Dalam Sumpah Pemuda terdapat kalimat yang merupakan perjanjian baik (Goodwill Agreement) yaitu Berbahasa satu bahasa Indonesia. Orang Indonesia belajar bahasa Indonesia dari fase terendah setingkat TK atau SD sampai perguruan tinggi. Tetapi nilai pelajaran bahasa Indonesia, kadang lebih rendah dari pelajaran yang lain. Kewajiban moral untuk menggunakan bahasa yang baik (yang sesuai kondisi), dan bahasa yang benar (yang sesuai kaidah kebahasaan), tidak lagi menyembul ke permukaan wajah-wajah orang Indonesia. Mereka lebih bangga berbahasa gaul daripada bahasa Indonesia asli sendiri.  Padahal, pribadi seseorang bisa dinilai dari tutur bahasanya yang lemah lembut dan sopan. Dibalik kondisi tersebut, ada rasa yang membesarkan hati kita, bahwa bangsa Indonesia dinobatkan sebagai bangsa yang sopan. Sayangnya, ungkapan sopan itu banyak yang tidak sesuai dengan kaidah kebahasaan. Contohnya,

”Terima kasih anda tidak merokok.”

Terima kasih anda tidak buang sampah di sini.”

Ternyata kita sudah mendapatkan ungkapan terima kasih hanya karena tidak merokok. Dengan tulisan tersebut, kita tidak dapat menyalahkan orang yang terus merokok, karena mereka tidak dilarang merokok. Mereka hanya mendapat ungkapan terima kasih saja bila tidak merokok. Ungkapan lain yang sopan diantaranya,

Maaf jangan kencing di sini!”

Ternyata, walaupun sudah ada peringatan, bau amoniak air kencing masih ada. Orang yang bersangkutan mengganti kalimat bernada kasar.

”Maaf yang kencing di sini hanya anjing gila”

Setelah ada peringatan bernada kasar, tempat tersebut tidak bau lagi. Ada untungnya anjing tidak belajar bahasa Indonesia.

          Dalam bahasa Indonesia, ada yang disebut Daiksis atau kata yang merujuk pada acuan. Ada daiksis orang, waktu, dan tempat. Masih banyak orang yang salah menuliskan kalimat daiksis tersebut. Contohnya,

Yang kencing harap disiram!”

”Yang merokok harap dimatikan!”

 Makna dari kalimat di atas adalah orang yang kencing harus disiram dan orang yang merokok harus dimatikan. Konteksnya kepada orang, bukan kepada benda. kalimat tadi jelas salah. Padahal, kalimat tadi bisa diubah menjadi : ”Kencing harap disiram!” dan ”Dilarang merokok!”

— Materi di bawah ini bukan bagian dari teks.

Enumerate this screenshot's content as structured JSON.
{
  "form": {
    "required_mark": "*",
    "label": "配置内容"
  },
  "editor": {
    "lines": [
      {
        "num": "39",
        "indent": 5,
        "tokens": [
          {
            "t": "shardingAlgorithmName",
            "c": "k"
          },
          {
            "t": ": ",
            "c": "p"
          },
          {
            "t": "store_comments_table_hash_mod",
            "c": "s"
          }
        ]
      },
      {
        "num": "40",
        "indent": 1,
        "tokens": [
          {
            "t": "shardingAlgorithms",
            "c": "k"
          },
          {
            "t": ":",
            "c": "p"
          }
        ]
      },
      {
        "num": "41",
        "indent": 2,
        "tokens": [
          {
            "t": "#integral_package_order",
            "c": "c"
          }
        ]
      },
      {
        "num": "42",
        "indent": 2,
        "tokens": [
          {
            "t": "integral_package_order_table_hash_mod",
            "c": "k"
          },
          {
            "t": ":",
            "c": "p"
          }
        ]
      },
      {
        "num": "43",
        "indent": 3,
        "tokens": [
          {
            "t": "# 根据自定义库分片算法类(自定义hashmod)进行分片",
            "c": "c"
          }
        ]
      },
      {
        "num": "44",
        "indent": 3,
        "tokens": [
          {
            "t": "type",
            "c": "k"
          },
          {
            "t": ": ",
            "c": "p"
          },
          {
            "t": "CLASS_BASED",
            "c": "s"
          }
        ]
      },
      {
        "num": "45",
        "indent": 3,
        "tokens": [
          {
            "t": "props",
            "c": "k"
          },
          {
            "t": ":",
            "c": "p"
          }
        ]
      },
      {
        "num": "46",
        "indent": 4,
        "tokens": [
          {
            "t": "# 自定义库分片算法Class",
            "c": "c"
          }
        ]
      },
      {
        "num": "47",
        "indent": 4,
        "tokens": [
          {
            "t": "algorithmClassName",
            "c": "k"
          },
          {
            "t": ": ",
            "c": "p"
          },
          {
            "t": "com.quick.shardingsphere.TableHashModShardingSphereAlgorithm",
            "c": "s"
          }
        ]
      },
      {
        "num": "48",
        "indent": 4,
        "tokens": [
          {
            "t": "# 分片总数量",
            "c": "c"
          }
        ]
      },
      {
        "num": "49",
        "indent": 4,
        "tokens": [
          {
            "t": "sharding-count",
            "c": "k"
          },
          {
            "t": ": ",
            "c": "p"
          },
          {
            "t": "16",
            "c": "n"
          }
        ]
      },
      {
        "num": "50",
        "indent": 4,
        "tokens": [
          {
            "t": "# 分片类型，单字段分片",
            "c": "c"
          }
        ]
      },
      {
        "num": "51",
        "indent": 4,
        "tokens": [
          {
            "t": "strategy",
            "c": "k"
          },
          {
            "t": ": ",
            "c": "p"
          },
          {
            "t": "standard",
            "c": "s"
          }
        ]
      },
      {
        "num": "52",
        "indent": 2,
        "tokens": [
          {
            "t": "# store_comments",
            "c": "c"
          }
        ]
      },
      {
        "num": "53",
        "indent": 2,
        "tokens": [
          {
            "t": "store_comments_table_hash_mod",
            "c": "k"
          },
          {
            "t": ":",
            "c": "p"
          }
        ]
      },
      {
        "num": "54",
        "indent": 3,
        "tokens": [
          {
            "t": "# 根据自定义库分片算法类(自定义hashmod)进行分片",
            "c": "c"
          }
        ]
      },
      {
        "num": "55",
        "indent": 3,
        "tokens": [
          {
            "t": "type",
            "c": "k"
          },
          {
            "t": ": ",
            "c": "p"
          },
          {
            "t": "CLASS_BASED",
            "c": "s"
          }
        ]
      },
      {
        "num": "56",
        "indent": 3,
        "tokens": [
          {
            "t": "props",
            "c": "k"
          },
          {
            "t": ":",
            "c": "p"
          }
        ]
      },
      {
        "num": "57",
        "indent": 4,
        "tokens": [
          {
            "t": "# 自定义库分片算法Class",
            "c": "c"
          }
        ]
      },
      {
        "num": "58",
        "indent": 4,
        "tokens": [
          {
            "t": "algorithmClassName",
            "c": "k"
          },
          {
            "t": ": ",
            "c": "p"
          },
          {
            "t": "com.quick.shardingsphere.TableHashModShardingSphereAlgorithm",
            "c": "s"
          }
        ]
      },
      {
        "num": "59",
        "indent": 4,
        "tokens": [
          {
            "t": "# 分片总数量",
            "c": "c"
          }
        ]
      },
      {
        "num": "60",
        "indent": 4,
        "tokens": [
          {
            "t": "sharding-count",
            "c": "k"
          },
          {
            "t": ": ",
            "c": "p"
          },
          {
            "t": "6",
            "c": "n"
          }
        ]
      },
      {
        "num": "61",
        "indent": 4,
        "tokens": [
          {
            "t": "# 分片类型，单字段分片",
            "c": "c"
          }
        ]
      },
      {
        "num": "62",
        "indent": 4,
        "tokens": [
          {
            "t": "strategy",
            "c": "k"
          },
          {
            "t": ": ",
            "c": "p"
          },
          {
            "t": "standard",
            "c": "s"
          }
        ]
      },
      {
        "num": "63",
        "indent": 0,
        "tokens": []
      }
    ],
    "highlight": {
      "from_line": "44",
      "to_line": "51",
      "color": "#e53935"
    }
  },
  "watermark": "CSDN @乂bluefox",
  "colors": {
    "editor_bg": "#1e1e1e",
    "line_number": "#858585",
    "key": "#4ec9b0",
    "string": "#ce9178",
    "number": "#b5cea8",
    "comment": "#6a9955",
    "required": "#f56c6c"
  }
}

          Kesalahan menggunakan bahasa telah terlihat jelas di jalan, dan tempat umum, bahkan di tempat atau sarana pendidikan. Contoh lain,

”Anda masuk kawasan tertib lalu lintas.”

Kalimat di atas mengandung makna, anda telah memasuki daerah yang tertib berlalu lintas. Berarti daerah lain tidak tertib lalu lintas. Mengapa kalimat tersebut tidak ada di setiap daerah? Contoh lain,

SD NEGERI KUNINGAN 20

Penulisan kalimat di atas telah ambigu atau bermakna ganda. Kalau ada SD Kuningan 20, berarti Kuningan itu banyak. Karena angka 20 pada akhir kalimat menunjukan nominal Kuningan, bukan menunjukan SD. Seharusnya penulisan itu adalah SD NEGERI 20 KUNINGAN yang memiliki makna Sekolah Dasar negeri yang ke 20 di Kuningan.  Selain itu, penulisan ”Hati-hati ada galian listrik!”  Dikatakan salah karena yang digali adalah tanah yang di dalam tanah itu ada kabel listrik, jadi bukan menggali listrik.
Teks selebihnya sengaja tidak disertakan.